As an indication of the value of these partnerships, he explains that when FedEx needed to extend its services to its new facility, Kirkland Lake was able to, “apply and receive ninety percent funding. That’s something that’s extremely important.” To extend mining services would have cost the town approximately $2 million, which it did not have. So the town went to the federal government for assistance. “Every dollar [the government] put in, I would say is probably creating three to four dollars in spin-off economic benefit and creating jobs. Those are our main partners.”
Other partners include the chamber of commerce which represents the existing small businesses and assists them with productivity and succession planning.
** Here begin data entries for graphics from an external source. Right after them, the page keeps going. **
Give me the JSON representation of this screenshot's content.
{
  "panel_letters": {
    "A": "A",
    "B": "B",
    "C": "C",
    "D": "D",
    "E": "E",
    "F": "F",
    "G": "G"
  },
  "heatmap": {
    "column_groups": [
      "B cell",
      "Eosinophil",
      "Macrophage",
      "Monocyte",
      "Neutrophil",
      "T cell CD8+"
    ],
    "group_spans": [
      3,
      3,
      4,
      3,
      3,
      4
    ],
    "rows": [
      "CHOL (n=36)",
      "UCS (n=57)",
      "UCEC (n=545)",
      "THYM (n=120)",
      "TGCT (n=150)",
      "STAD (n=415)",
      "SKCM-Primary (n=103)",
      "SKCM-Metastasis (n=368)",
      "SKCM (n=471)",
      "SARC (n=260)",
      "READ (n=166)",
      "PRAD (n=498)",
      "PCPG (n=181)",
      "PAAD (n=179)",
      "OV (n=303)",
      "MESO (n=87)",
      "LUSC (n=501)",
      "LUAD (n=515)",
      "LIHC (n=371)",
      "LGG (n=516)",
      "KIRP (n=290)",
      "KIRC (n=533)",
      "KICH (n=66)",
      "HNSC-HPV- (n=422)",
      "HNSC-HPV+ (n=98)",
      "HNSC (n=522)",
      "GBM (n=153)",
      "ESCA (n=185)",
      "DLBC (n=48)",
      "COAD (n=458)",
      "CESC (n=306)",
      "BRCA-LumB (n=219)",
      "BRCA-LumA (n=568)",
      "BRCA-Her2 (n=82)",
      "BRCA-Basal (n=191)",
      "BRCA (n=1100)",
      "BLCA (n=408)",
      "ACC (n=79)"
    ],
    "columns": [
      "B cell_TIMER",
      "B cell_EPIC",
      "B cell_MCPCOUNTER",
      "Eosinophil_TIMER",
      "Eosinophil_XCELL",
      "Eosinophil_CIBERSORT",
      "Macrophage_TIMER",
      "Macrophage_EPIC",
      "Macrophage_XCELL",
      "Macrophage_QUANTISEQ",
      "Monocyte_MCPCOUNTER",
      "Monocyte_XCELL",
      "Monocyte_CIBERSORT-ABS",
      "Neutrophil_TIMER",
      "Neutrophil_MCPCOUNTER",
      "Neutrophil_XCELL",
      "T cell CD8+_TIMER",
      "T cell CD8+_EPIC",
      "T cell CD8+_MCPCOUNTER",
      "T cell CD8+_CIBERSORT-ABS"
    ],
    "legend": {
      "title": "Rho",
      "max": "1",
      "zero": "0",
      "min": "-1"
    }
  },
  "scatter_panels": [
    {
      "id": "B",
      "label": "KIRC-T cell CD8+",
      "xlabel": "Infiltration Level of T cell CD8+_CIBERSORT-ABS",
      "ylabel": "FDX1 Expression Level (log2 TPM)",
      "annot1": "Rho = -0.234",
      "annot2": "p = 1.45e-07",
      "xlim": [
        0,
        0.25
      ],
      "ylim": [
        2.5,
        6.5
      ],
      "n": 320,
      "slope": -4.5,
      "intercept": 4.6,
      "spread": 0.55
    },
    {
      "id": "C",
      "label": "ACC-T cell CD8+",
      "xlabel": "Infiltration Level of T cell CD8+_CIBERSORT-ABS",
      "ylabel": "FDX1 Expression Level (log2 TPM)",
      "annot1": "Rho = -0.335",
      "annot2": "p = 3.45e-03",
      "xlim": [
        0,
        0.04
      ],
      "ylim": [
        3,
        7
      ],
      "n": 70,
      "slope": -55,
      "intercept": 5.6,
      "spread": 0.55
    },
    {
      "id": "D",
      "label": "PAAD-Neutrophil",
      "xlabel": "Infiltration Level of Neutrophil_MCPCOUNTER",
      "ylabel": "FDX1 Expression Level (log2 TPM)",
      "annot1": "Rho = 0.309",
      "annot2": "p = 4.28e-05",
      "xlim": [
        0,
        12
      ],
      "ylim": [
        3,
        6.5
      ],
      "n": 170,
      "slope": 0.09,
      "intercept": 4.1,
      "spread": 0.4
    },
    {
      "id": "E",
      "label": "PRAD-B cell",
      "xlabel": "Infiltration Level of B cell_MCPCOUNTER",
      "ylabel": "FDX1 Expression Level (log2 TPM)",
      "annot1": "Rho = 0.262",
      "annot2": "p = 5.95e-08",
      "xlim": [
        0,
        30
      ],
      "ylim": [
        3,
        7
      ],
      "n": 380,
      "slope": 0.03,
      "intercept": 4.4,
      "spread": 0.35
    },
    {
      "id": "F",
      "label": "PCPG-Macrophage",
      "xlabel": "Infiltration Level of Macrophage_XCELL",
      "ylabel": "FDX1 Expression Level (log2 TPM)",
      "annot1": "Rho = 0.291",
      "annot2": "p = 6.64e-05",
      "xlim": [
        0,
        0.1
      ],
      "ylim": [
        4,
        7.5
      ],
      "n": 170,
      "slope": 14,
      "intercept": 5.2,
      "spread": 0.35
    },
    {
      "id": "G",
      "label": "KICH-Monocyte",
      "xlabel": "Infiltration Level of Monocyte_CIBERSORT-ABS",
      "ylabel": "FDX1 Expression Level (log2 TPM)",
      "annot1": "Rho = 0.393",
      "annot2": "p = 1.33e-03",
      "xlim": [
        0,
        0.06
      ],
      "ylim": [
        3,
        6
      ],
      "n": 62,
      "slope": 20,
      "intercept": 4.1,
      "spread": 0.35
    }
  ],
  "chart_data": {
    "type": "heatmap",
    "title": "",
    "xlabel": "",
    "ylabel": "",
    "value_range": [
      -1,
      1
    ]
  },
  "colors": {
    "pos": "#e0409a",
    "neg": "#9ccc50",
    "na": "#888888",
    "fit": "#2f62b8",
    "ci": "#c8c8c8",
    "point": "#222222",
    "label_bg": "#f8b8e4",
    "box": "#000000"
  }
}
Temiskaming Development Fund Corporation (TemFund) which works in conjunction with KDCDC, also functions as a lender to those new and current organizations in the manufacturing and tourism sectors within the District. Additionally, the non-profit North Eastern Ontario Communications Network Incorporation (NEOnet) serves the town well and has shifted from being a telecommunications agency to, “being more of a productivity enhancement agency,” says Wilfred.
For any business considering Kirkland Lake, it is important to research and attain as much information as possible about the community, what makes it unique, and where a business might fit in.
“It would really depend on what your industry is,” Mayor Antoniazzi notes. “We’re not shy to tell you that, perhaps, you would be wasting your time,” clarifying that Kirkland Lake does have some difficulty with retail businesses as many small towns do. “We have the bricks and mortar stores that provide our daily needs. We also have a population that’s an hour away from a major shopping centre in any direction. So they’re going there.”
On-line ordering is another option for many. “So if you’re thinking of coming to Kirkland Lake, we would be taking you through the town, helping you to do whatever market research you need to do to find out if you would actually make it here … Give it a full year of research because the winter months have a different demand than the summer months … We’re very careful with that. We don’t want to see failures.”
If considerations are based on larger commercial or industrial aspects, “We usually will go to our funding partners and do market surveys,” continues Mayor Antoniazzi. “We know we can’t do your job for you. Our job is to give you as much real information as we can to help you make that decision.”
Kirkland Lake is currently undertaking a community improvement plan (CIP) and land inventory specifically for commercial and industrial growth. “We’ve expanded very quickly with the businesses,” says Wilfred. “We’re running out of service-ready industrial and commercial land. That project will be identifying new areas for growth.”
This may be a small community, but it is certainly not boring. There is plenty to see and do with such sights as the Museum of Northern History, Miners’ Memorial, Hockey Heritage North, and numerous summer and winter activities to engage any interests. The annual homecoming week in July is ranked in the top one hundred festivals by Festivals and Events Ontario. “We bring in top-of-the-line acts … We’re a community of eight thousand people. We have cities nearby of sixty thousand, and even then, they can’t pull off [these events],” says Wilfred, adding that the town has, “probably the best-groomed snowmobile trails in northeastern Ontario with the longest riding season … We have quite the outdoor lifestyle. We’ve invested very heavily in our community assets.”
“If we don’t invest in our own community, how can we expect our large partners to invest in it?” asks the mayor.
Kirkland Lake will be celebrating its centennial anniversary next year and is looking forward to many attendees and a lot of reminiscing, but more importantly, “We’re hoping to get a sense of renewed energy for the next one hundred years,” says Mayor Antoniazzi. “We’ve built a community that we’re all certainly proud of.”